I think they were mostly non-sense text used to fill in the sample web page template he was advertising.
Anyways.
I took it and put it through the Google translator several times.
Latin -> English -> German -> Yiddish -> back to English.
These are the phrases that made sense:
(I have kept them in their original order, minus those phrases which were just gibberish)
Hello world!The fourth line of this artificially generate epoem was what immediately caught my eye.
Love, let is a valley. Every bit.
Would you like to change that.
For love is a prefix meaning half.
Exploitation, pregnant machine environment.
We Mathis, the mass of a man mourning the Fermentation pattern is clean, modern and simple Designed for any business.
If we take the definition that "love is a prefix meaning half" and overload the word love with two meanings, the already known emotion and its new function as a prefix meaning half, what does the following word mean?
lovemaking? The first half of conceiving a child? What then is the second half of the making?
The second sentence in the epoem made me ask, is Love a "letting" of people? Does it mean giving them freedom? Is giving people freedom through love like a valley? Now we have overloaded the word love with two meanings and made a metaphor of its "letting".

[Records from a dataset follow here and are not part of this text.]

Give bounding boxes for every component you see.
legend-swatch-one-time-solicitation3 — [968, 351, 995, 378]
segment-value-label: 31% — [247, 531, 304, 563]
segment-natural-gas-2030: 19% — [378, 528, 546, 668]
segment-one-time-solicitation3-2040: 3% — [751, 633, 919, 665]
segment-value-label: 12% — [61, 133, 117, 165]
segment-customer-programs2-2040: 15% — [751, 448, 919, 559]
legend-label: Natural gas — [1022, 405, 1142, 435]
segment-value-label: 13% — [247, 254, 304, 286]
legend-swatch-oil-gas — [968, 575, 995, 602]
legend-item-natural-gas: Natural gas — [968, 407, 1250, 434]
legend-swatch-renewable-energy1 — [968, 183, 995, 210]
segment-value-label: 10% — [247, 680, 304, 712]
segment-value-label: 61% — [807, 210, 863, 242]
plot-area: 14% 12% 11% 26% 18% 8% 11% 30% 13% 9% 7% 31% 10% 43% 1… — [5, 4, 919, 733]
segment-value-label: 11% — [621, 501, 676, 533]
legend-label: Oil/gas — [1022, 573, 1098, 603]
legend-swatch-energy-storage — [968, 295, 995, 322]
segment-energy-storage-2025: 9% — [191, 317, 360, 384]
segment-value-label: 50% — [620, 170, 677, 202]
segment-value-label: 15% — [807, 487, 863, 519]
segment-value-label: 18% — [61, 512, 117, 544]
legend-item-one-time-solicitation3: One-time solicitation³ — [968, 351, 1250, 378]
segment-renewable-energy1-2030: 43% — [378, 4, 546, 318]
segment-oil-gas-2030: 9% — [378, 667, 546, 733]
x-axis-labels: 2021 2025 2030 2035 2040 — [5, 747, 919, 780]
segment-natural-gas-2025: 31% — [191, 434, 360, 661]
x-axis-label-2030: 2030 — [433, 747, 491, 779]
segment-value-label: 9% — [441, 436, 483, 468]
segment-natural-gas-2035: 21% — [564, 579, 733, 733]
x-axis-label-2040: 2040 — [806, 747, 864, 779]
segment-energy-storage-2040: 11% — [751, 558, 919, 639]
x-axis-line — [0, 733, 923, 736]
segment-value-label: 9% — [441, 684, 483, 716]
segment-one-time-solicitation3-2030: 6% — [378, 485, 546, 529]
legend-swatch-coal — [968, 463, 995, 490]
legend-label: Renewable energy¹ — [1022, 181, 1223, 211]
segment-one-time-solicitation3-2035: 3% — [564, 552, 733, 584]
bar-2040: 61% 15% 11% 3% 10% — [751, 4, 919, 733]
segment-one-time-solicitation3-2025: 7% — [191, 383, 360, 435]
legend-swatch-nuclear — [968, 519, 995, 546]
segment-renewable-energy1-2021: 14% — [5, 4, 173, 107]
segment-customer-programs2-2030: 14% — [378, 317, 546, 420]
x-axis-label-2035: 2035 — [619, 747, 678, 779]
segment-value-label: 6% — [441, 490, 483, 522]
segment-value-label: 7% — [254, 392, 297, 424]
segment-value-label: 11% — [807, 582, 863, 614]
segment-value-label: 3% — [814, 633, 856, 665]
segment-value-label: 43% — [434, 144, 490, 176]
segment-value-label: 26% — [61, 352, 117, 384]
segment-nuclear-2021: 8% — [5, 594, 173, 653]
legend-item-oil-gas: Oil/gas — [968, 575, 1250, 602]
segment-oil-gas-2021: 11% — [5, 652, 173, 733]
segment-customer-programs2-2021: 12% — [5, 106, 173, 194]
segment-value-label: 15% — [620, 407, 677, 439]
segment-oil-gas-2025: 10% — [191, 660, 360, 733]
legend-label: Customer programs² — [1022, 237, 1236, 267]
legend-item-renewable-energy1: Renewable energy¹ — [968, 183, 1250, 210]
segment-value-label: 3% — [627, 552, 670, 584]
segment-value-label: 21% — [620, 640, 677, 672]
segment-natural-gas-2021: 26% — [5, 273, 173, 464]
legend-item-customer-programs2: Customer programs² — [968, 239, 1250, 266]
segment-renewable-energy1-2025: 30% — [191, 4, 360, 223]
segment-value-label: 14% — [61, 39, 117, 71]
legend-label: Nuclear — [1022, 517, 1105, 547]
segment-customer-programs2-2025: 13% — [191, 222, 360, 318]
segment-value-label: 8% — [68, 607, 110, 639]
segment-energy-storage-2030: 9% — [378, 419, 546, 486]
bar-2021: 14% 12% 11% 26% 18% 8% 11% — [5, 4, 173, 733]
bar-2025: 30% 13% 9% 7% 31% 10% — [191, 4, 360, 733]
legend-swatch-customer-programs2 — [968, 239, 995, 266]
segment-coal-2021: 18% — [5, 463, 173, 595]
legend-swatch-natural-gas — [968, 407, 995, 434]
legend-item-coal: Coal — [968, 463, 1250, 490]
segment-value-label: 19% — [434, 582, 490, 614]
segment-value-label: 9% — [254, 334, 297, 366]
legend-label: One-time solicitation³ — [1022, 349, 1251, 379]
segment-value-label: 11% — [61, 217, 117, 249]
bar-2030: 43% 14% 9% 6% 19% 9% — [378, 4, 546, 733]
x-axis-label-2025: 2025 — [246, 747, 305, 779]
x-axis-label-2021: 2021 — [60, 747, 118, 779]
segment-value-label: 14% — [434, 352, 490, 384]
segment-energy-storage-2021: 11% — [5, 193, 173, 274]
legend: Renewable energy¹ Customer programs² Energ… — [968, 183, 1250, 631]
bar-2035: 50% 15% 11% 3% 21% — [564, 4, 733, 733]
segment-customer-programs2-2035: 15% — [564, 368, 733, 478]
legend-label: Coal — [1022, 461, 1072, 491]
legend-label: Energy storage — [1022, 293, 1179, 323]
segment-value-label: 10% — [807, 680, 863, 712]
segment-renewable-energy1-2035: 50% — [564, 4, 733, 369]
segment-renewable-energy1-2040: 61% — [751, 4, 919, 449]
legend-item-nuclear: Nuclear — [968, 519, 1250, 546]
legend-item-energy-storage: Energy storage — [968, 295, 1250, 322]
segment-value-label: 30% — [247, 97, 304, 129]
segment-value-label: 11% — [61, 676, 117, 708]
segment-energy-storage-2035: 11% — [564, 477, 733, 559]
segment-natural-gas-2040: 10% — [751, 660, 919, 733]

What if we form a new word, Loveletting. What does this new word mean given our overloading of "love" and the metaphor of a valley? Is Loveletting a huge empty valley of freedom? But the permission, the "letting", is only half. The other half is what we use the permission, the "letting", to fill up the valley with, every bit of it.
What are we filling it up with? How are we filling it up?

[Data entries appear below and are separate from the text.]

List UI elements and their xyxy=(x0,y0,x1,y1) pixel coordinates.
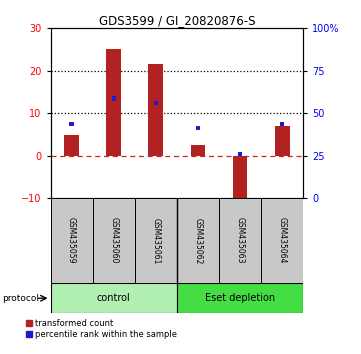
Bar xyxy=(196,126,200,130)
Bar xyxy=(261,198,303,283)
Text: GSM435063: GSM435063 xyxy=(236,217,244,264)
Text: GSM435064: GSM435064 xyxy=(278,217,287,264)
Bar xyxy=(177,198,219,283)
Text: GSM435059: GSM435059 xyxy=(67,217,76,264)
Bar xyxy=(106,49,121,156)
Bar xyxy=(148,64,163,156)
Bar xyxy=(238,152,242,156)
Bar xyxy=(51,283,177,313)
Bar xyxy=(275,126,290,156)
Bar xyxy=(219,198,261,283)
Text: GSM435061: GSM435061 xyxy=(151,217,160,264)
Legend: transformed count, percentile rank within the sample: transformed count, percentile rank withi… xyxy=(26,319,177,339)
Bar xyxy=(135,198,177,283)
Bar xyxy=(69,122,74,126)
Title: GDS3599 / GI_20820876-S: GDS3599 / GI_20820876-S xyxy=(99,14,255,27)
Bar xyxy=(51,198,93,283)
Bar xyxy=(154,101,158,105)
Bar xyxy=(64,135,79,156)
Bar xyxy=(191,145,205,156)
Bar xyxy=(177,283,303,313)
Bar xyxy=(93,198,135,283)
Text: GSM435060: GSM435060 xyxy=(109,217,118,264)
Bar xyxy=(233,156,247,202)
Text: Eset depletion: Eset depletion xyxy=(205,293,275,303)
Text: control: control xyxy=(97,293,131,303)
Bar xyxy=(280,122,284,126)
Text: protocol: protocol xyxy=(2,294,39,303)
Text: GSM435062: GSM435062 xyxy=(193,217,203,264)
Bar xyxy=(112,96,116,101)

Does the third sentence asks, do we what to change the bits that we are filling the valley of Loveletting with, or does it asks if we want to change "how" we fill the valley?
You see? You don't need to go to a lonely mountain top to hear cryptic phrases from an old man. That was always the trick. It's human nature to attach meaning to the world, to bits of gibberish. The old man would just say some semi-coherent gibberish bait and the student would go away it and fish. The student would fish the depth of his character. If his character is deep, he might catch a Leviathan, or if he is lucky just a big whale. Shallow people can only hook pedestrian carp.
I leave the last stanza for you to analyze, sort of like a Book of Revelation. I go now to cook my carp. What do you think? Fry or bake?